Reynés ha señalado que la transición energética no solo debe gestionarse con objetivos; sino que debe realizarse, sobre todo, con la implementación y asegurando que dicha implementación llega a los objetivos previstos.
El directivo ha señalado que estamos en un país con recursos, talento, capacidad empresarial y financiera, que tiene ambición para aprovechar las oportunidades, pero que para ello hay que funcionar de forma coordinada en varias direcciones.

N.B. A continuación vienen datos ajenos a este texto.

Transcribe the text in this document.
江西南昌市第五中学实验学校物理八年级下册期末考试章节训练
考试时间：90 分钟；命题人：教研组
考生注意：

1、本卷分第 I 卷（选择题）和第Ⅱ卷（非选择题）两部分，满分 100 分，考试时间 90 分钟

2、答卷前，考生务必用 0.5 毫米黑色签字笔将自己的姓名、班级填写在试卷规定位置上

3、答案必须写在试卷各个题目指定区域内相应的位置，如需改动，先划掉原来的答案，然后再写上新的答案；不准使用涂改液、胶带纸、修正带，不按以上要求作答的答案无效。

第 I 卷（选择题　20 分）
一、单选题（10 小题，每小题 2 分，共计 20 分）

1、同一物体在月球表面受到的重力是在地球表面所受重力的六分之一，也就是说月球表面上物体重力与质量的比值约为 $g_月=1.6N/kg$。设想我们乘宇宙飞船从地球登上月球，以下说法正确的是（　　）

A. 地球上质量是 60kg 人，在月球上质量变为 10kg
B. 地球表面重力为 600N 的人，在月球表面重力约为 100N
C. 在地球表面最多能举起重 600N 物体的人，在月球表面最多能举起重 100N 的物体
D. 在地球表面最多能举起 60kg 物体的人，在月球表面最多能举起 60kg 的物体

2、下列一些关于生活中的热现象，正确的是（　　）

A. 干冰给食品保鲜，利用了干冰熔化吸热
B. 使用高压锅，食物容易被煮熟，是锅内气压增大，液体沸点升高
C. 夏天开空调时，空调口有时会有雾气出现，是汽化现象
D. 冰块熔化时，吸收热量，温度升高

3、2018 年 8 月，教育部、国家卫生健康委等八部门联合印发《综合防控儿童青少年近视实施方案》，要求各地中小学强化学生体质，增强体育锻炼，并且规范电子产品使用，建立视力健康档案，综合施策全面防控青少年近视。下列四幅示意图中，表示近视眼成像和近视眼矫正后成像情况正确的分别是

Reynés ha apuntado que se necesitan «marcos regulatorios más incentivadores y estables, agilizar los procesos administrativos, planificar la nueva complejidad y cómo gestionarla, y por último, adoptar todo esto dentro de un panorama que busca dotar ciertos retos desde una neutralidad tecnológica».
El directivo también ha señalado que los procesos administrativos, el conocido por el término anglosajón ‘permitting’, es «probablemente el cuello de botella más relevante» del sector para invertir, cuando ya se ha decidido hacerlo.
En este sentido, ha señalado, que se si quiere «acelerar el despliegue de infraestructuras y avanzar en programas de inversión, la administración debe acompañarnos en facilitarlo y no en retrasarlo».
Asimismo, ha apuntado que en un mundo sin fronteras para el capital, para que la inversión fluya es necesario generar marcos estables, que sean lo suficientemente incentivadores para tomar decisiones.